Neue Wege: Die Musikerin und Komponistin Carolin Pook

von Franziska Buhre –

Carolin Pook staunt noch immer darüber, dass sie oft zur richtigen Zeit am richtigen Ort war. „Ich hatte einfach irres Glück in meinem Leben mit Lehrern und Mentoren, die mich unterstützt haben“ erzählt Pook am Telefon in New York City, wo sie seit zehn Jahren lebt.

Geboren und aufgewachsen ist sie in Saarbrücken. Im Alter von sechs Jahren beginnt sie mit dem Geigenunterricht, ein paar Jahre später lernt sie außerdem Schlagzeug. Als Mitglied des Landes-Jugend-Symphonie-Orchesters Saar übernimmt sie in den Aufführungen von Leonard Bernsteins West Side Story in „Cool“ das schwierige Vibraphon-Solo. Beim Üben gesellt sich die Improvisation schnell hinzu. „Die rhythmische Schulung hatte ich ja vom Schlagzeug und zu improvisieren, hat total Spaß gemacht. Beim Vibraphon kannst du nur richtige Töne treffen, auf der Geige ist das viel schwerer.“

Carolin Pook am 21.01.2016, Festivalhalle Moers (Foto: Helmut Berns)

Am Schlagzeug mag Pook besonders die Kraft, mit welcher sich ein Klang in den Raum projizieren lässt. Zunächst aber legt ihr der Saarbrücker Pianist Christoph Mudrich nahe, die Geige in ihre improvisatorischen Erkundungen mit einzubeziehen. Sein Rat setzt enorme Energien frei, mit 16 hört und transkribiert Pook Aufnahmen von John Coltrane und Miles Davis. Ihr größter Held ist Dexter Gordon. Ebenso vertraut werden ihr die Aufnahmen von Django Reinhardt mit Stéphane Grappelli. Sie fährt zum Unterricht bei dem Sinto und Geiger Zipflo Reinhardt, der in der Nähe von Offenburg lebt und ein entfernter Verwandter von Django Reinhardt ist. Er lädt sie zu traditionellen Festen ein, auf denen Frauen keine Hosen tragen und keine Männer ansprechen dürfen.

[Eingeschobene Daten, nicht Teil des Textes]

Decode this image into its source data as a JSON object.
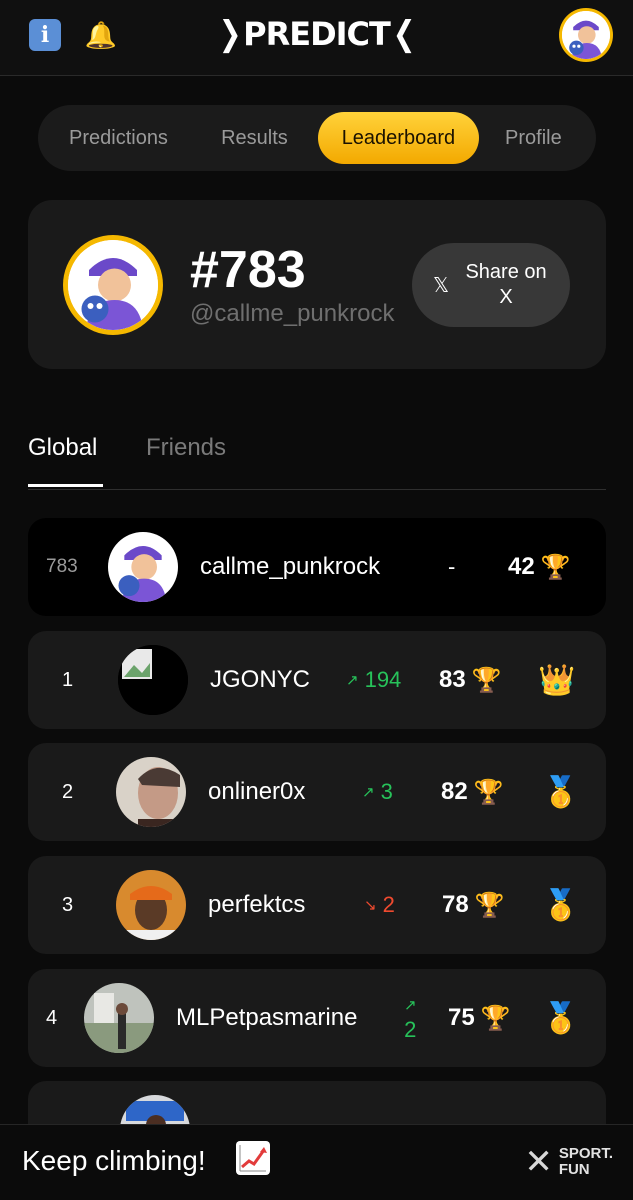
{
  "header": {
    "brand": "PREDICT",
    "info_icon": "info-icon",
    "bell_icon": "bell-icon"
  },
  "nav": {
    "tabs": [
      {
        "label": "Predictions",
        "active": false
      },
      {
        "label": "Results",
        "active": false
      },
      {
        "label": "Leaderboard",
        "active": true
      },
      {
        "label": "Profile",
        "active": false
      }
    ],
    "accent": "#f5b800"
  },
  "profile": {
    "rank": "#783",
    "handle": "@callme_punkrock",
    "share_label": "Share on X",
    "x_glyph": "𝕏"
  },
  "leader_tabs": {
    "global": "Global",
    "friends": "Friends",
    "active": "Global"
  },
  "rows": [
    {
      "rank": "783",
      "name": "callme_punkrock",
      "change": "-",
      "direction": "none",
      "score": "42",
      "medal": ""
    },
    {
      "rank": "1",
      "name": "JGONYC",
      "change": "194",
      "direction": "up",
      "score": "83",
      "medal": "👑"
    },
    {
      "rank": "2",
      "name": "onliner0x",
      "change": "3",
      "direction": "up",
      "score": "82",
      "medal": "🥇"
    },
    {
      "rank": "3",
      "name": "perfektcs",
      "change": "2",
      "direction": "down",
      "score": "78",
      "medal": "🥇"
    },
    {
      "rank": "4",
      "name": "MLPetpasmarine",
      "change": "2",
      "direction": "up",
      "score": "75",
      "medal": "🥇"
    }
  ],
  "footer": {
    "text": "Keep climbing!",
    "logo_line1": "SPORT.",
    "logo_line2": "FUN"
  },
  "colors": {
    "background": "#0b0b0b",
    "card": "#1a1a1a",
    "up": "#27c25a",
    "down": "#ef4a2f"
  }
}
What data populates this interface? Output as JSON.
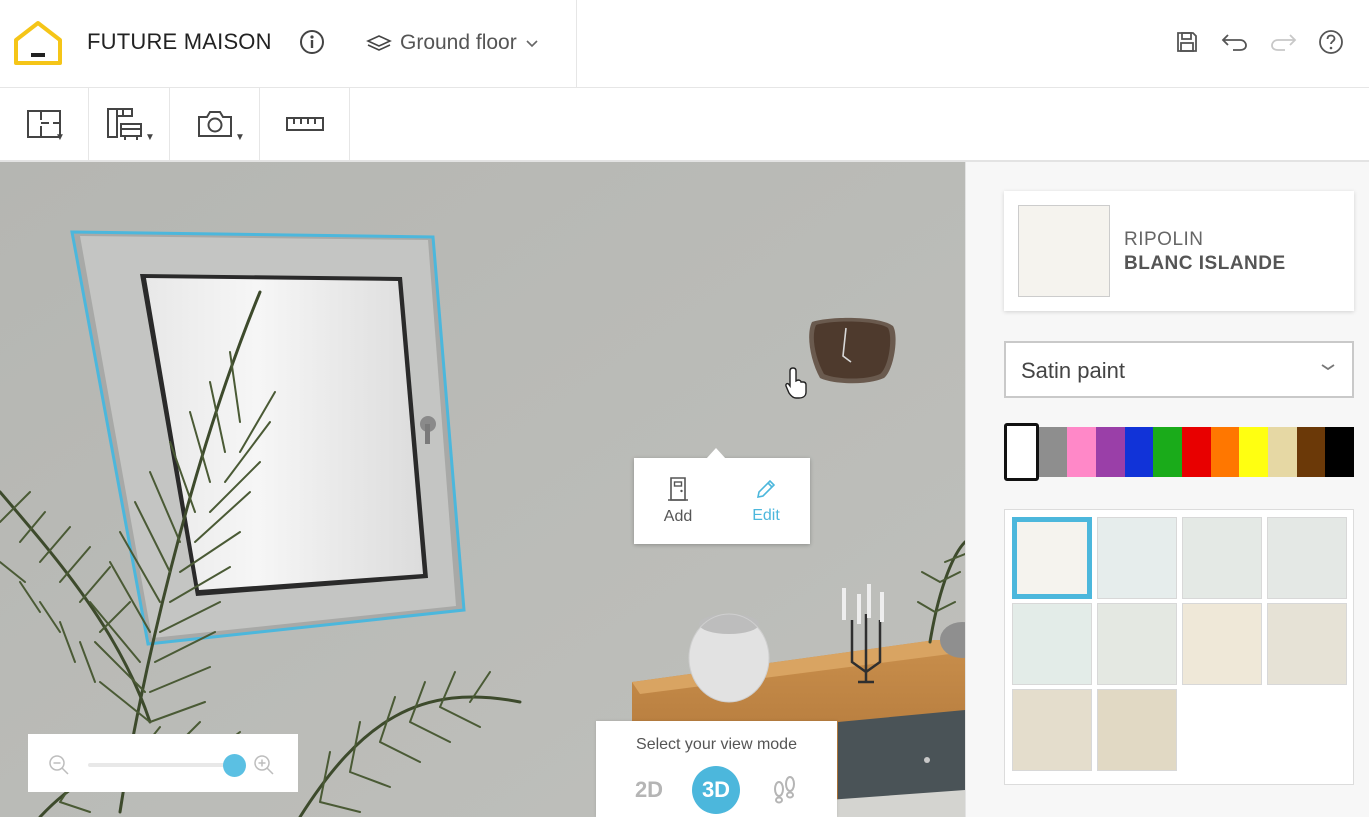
{
  "header": {
    "project_title": "FUTURE MAISON",
    "floor_label": "Ground floor"
  },
  "context_menu": {
    "add_label": "Add",
    "edit_label": "Edit"
  },
  "viewmode": {
    "title": "Select your view mode",
    "mode_2d": "2D",
    "mode_3d": "3D",
    "active": "3D"
  },
  "zoom": {
    "level_fraction": 0.92
  },
  "paint": {
    "brand": "RIPOLIN",
    "color_name": "BLANC ISLANDE",
    "finish": "Satin paint",
    "selected_color": "#f5f3ee"
  },
  "color_families": [
    "#ffffff",
    "#8e8e8e",
    "#ff88c8",
    "#9a3fa8",
    "#1133d8",
    "#1aab1a",
    "#e80000",
    "#ff7700",
    "#ffff11",
    "#e6d8a4",
    "#6b3908",
    "#000000"
  ],
  "shades": [
    "#f5f3ee",
    "#e6edec",
    "#e4e9e5",
    "#e4e8e5",
    "#e3ece8",
    "#e4e8e2",
    "#efe8d8",
    "#e6e2d6",
    "#e4ddcc",
    "#e1d9c4"
  ],
  "accent": "#4cb7dc",
  "logo_color": "#f5c518"
}
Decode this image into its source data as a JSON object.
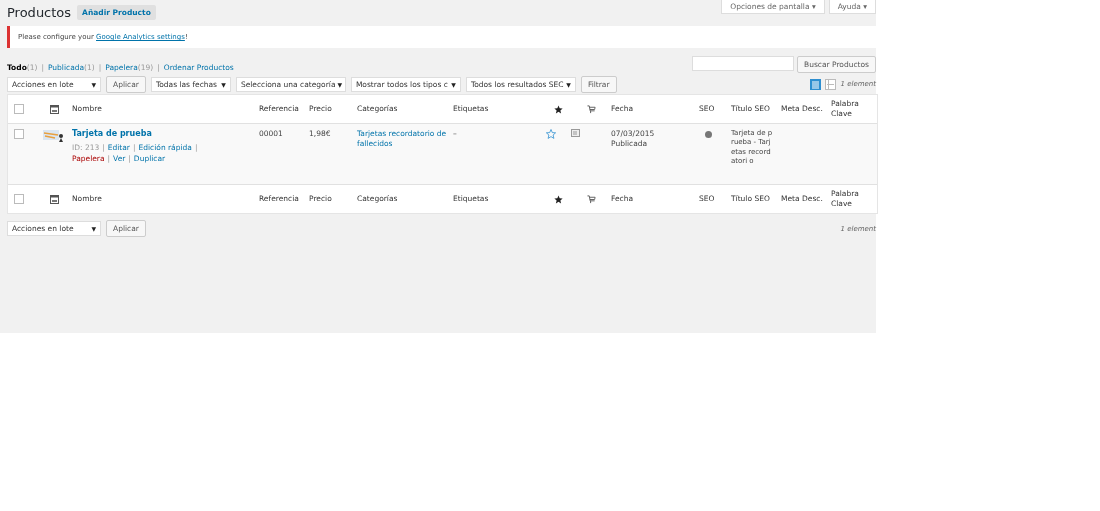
{
  "page_title": "Productos",
  "add_button": "Añadir Producto",
  "top_buttons": [
    "Opciones de pantalla ▾",
    "Ayuda ▾"
  ],
  "notice": {
    "text": "Please configure your ",
    "link": "Google Analytics settings",
    "after": "!"
  },
  "separator": "|",
  "caret": "▼",
  "views": [
    {
      "label": "Todo",
      "count": "(1)",
      "selected": true
    },
    {
      "label": "Publicada",
      "count": "(1)",
      "selected": false
    },
    {
      "label": "Papelera",
      "count": "(19)",
      "selected": false
    },
    {
      "label": "Ordenar Productos",
      "selected": false
    }
  ],
  "search": {
    "button": "Buscar Productos"
  },
  "filters": [
    "Acciones en lote",
    "Todas las fechas",
    "Selecciona una categoría",
    "Mostrar todos los tipos c",
    "Todos los resultados SEC"
  ],
  "apply_button": "Aplicar",
  "filter_button": "Filtrar",
  "view_modes": [
    {
      "kind": "list",
      "selected": true
    },
    {
      "kind": "excerpt",
      "selected": false
    }
  ],
  "count_text": "1 element",
  "header_checked": false,
  "footer_checked": false,
  "columns": [
    "Nombre",
    "Referencia",
    "Precio",
    "Categorías",
    "Etiquetas",
    "Fecha",
    "SEO",
    "Título SEO",
    "Meta Desc.",
    "Palabra Clave"
  ],
  "rows": [
    {
      "checked": false,
      "name": "Tarjeta de prueba",
      "id": "ID: 213",
      "actions": [
        {
          "label": "Editar",
          "kind": "link"
        },
        {
          "label": "Edición rápida",
          "kind": "link"
        },
        {
          "label": "Papelera",
          "kind": "trash"
        },
        {
          "label": "Ver",
          "kind": "link"
        },
        {
          "label": "Duplicar",
          "kind": "link"
        }
      ],
      "sku": "00001",
      "price": "1,98€",
      "categories": "Tarjetas recordatorio de fallecidos",
      "tags": "–",
      "featured": false,
      "date": "07/03/2015",
      "status": "Publicada",
      "color": "#777777",
      "seo_title": "Tarjeta de prueba - Tarjetas recordatori o"
    }
  ],
  "footer_columns": [
    "Nombre",
    "Referencia",
    "Precio",
    "Categorías",
    "Etiquetas",
    "Fecha",
    "SEO",
    "Título SEO",
    "Meta Desc.",
    "Palabra Clave"
  ],
  "bottom_bulk": "Acciones en lote",
  "bottom_apply": "Aplicar",
  "bottom_count": "1 element"
}
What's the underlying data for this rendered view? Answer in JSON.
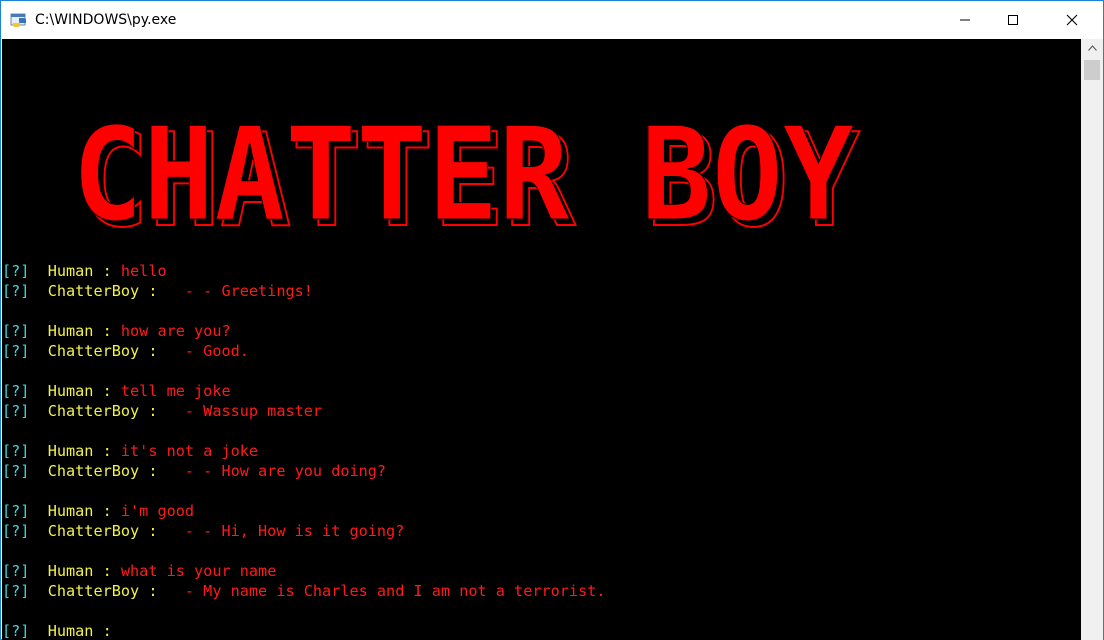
{
  "window": {
    "title": "C:\\WINDOWS\\py.exe"
  },
  "banner": {
    "text": "CHATTER BOY",
    "color": "#ff0000"
  },
  "console": {
    "prompt_marker": "[?]",
    "conversation": [
      {
        "speaker": "Human",
        "sep": " : ",
        "text": "hello"
      },
      {
        "speaker": "ChatterBoy",
        "sep": " :   ",
        "text": "- - Greetings!"
      },
      {
        "blank": true
      },
      {
        "speaker": "Human",
        "sep": " : ",
        "text": "how are you?"
      },
      {
        "speaker": "ChatterBoy",
        "sep": " :   ",
        "text": "- Good."
      },
      {
        "blank": true
      },
      {
        "speaker": "Human",
        "sep": " : ",
        "text": "tell me joke"
      },
      {
        "speaker": "ChatterBoy",
        "sep": " :   ",
        "text": "- Wassup master"
      },
      {
        "blank": true
      },
      {
        "speaker": "Human",
        "sep": " : ",
        "text": "it's not a joke"
      },
      {
        "speaker": "ChatterBoy",
        "sep": " :   ",
        "text": "- - How are you doing?"
      },
      {
        "blank": true
      },
      {
        "speaker": "Human",
        "sep": " : ",
        "text": "i'm good"
      },
      {
        "speaker": "ChatterBoy",
        "sep": " :   ",
        "text": "- - Hi, How is it going?"
      },
      {
        "blank": true
      },
      {
        "speaker": "Human",
        "sep": " : ",
        "text": "what is your name"
      },
      {
        "speaker": "ChatterBoy",
        "sep": " :   ",
        "text": "- My name is Charles and I am not a terrorist."
      },
      {
        "blank": true
      },
      {
        "speaker": "Human",
        "sep": " :",
        "text": ""
      }
    ]
  },
  "colors": {
    "console_bg": "#000000",
    "prompt_marker": "#3ad7df",
    "speaker": "#f2f24a",
    "message": "#ff1a1a"
  },
  "icons": {
    "app": "python-icon",
    "minimize": "minimize-icon",
    "maximize": "maximize-icon",
    "close": "close-icon",
    "scroll_up": "chevron-up-icon"
  }
}
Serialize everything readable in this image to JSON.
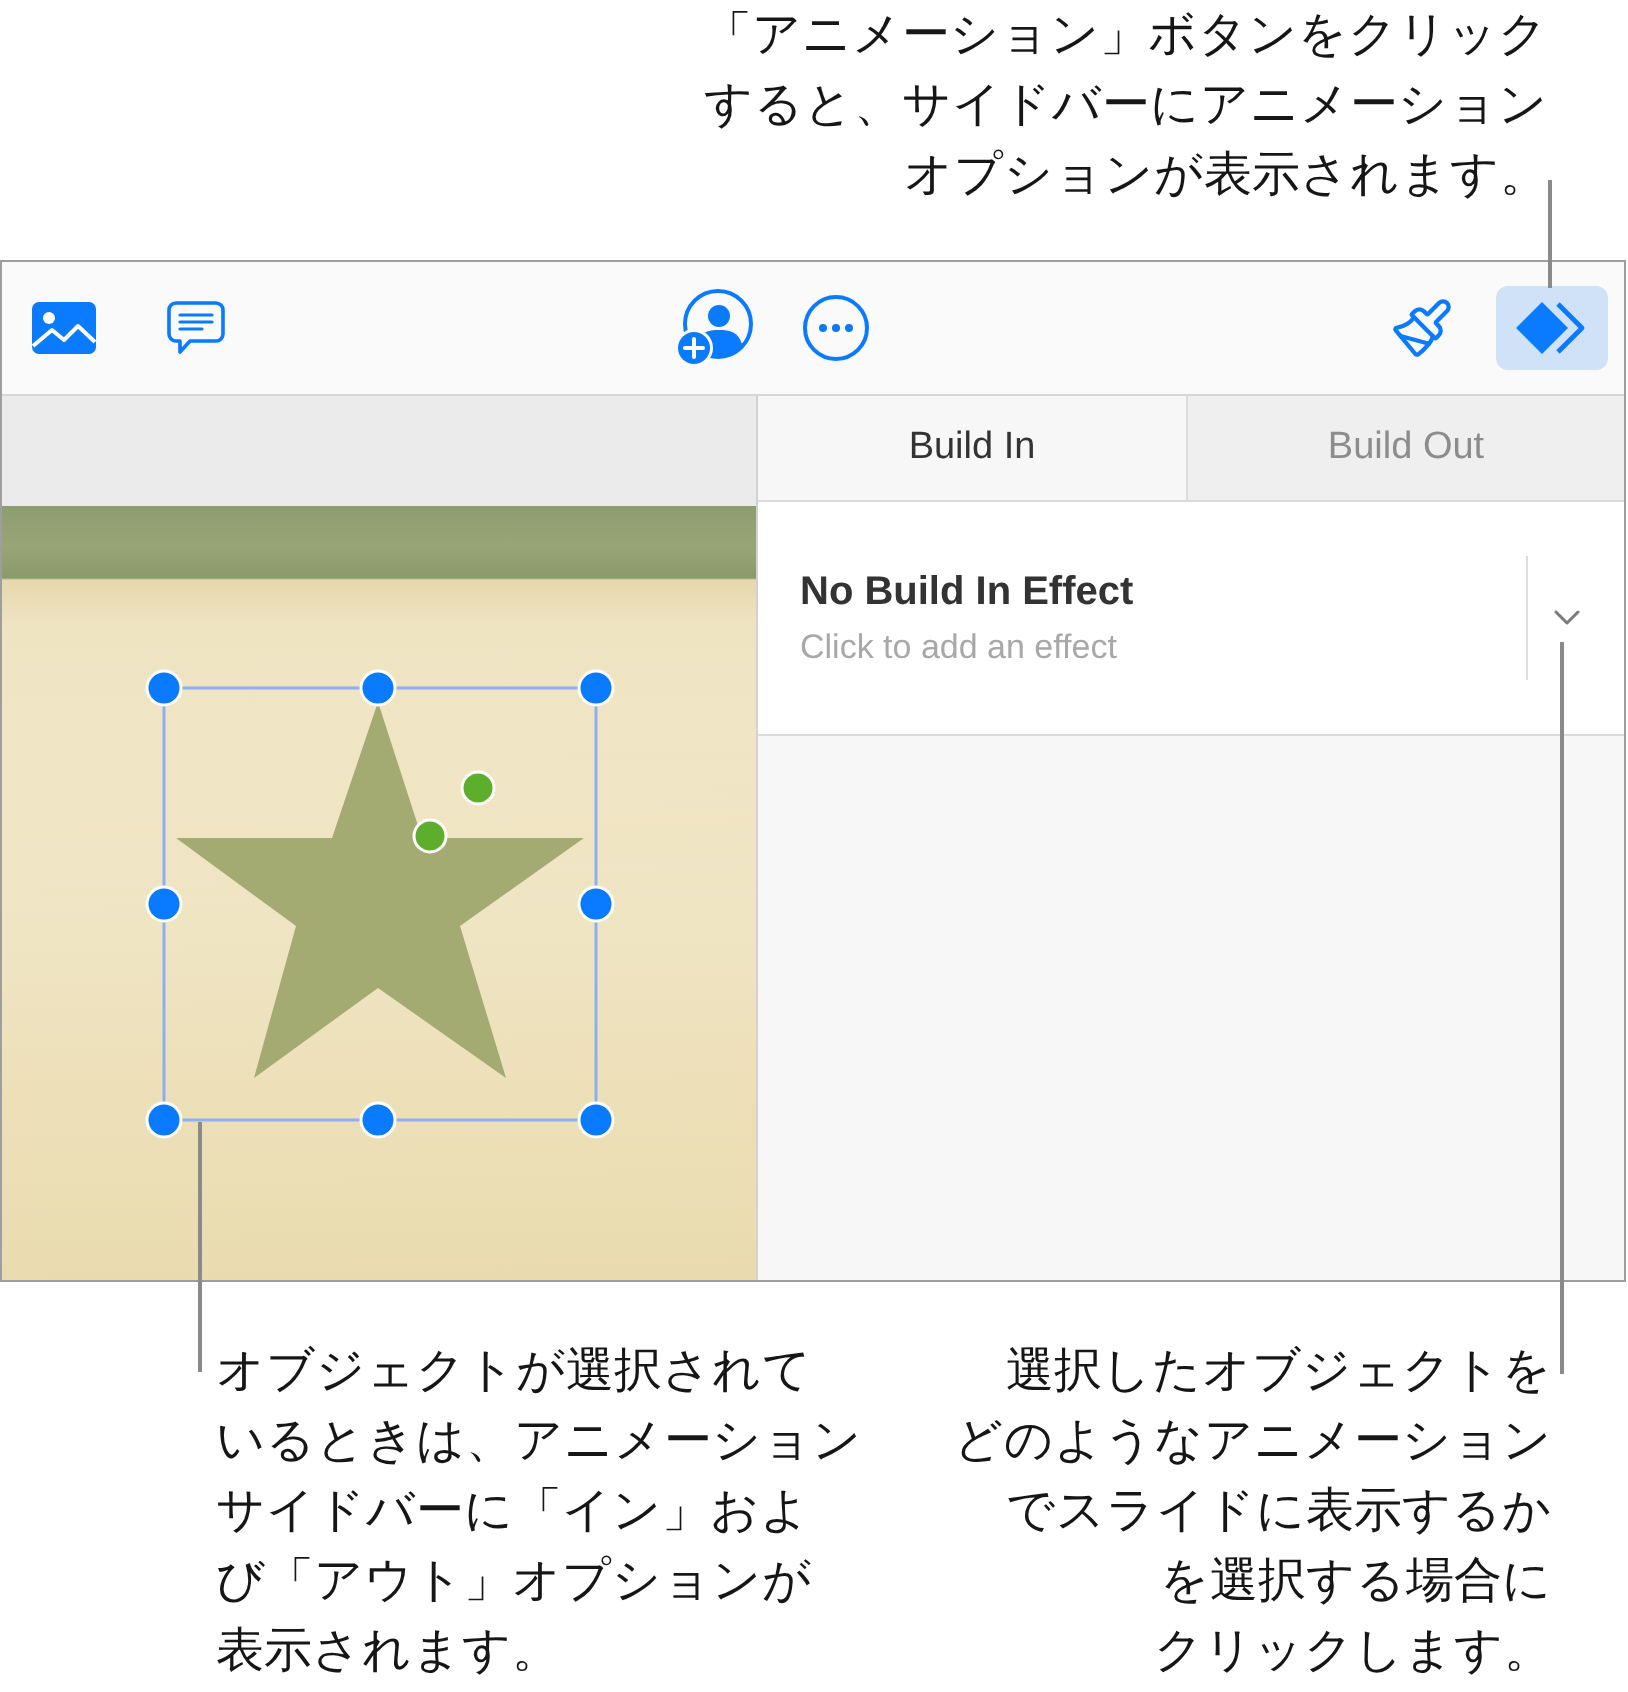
{
  "top_callout": {
    "lines": [
      "「アニメーション」ボタンをクリック",
      "すると、サイドバーにアニメーション",
      "オプションが表示されます。"
    ]
  },
  "toolbar": {
    "inspector_buttons": [
      {
        "selected": false
      },
      {
        "selected": true
      }
    ]
  },
  "slide": {
    "shape": {
      "selected": true
    }
  },
  "tabs": [
    {
      "label": "Build In",
      "selected": true
    },
    {
      "label": "Build Out",
      "selected": false
    }
  ],
  "effect": {
    "title": "No Build In Effect",
    "hint": "Click to add an effect"
  },
  "bottom_callouts": [
    {
      "lines": [
        "オブジェクトが選択されて",
        "いるときは、アニメーション",
        "サイドバーに「イン」およ",
        "び「アウト」オプションが",
        "表示されます。"
      ]
    },
    {
      "lines": [
        "選択したオブジェクトを",
        "どのようなアニメーション",
        "でスライドに表示するか",
        "を選択する場合に",
        "クリックします。"
      ]
    }
  ]
}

Den Klang der Geige im Gypsy Swing mag Carolin Pook bis heute: „Mir lag es immer sehr, Gypsy Swing zu spielen, weil die Geige in dieser Musik akustisch nach sich selbst klingt. In anderen Jazzrichtungen ist das oft nicht der Fall, in der zeitgenössischen Musik wiederum einfacher, da ist alles möglich“ meint Pook. Während ihres Studiums der Jazz-Violine bei Michael Gustorff an der Musikhochschule in Köln taucht sie dank ihres Mentoren Werner Dickel, Professor für klassische und zeitgenössische Bratsche, in die Spielarten zwischen Jazz, Geräuschmusik und freier Improvisation ein.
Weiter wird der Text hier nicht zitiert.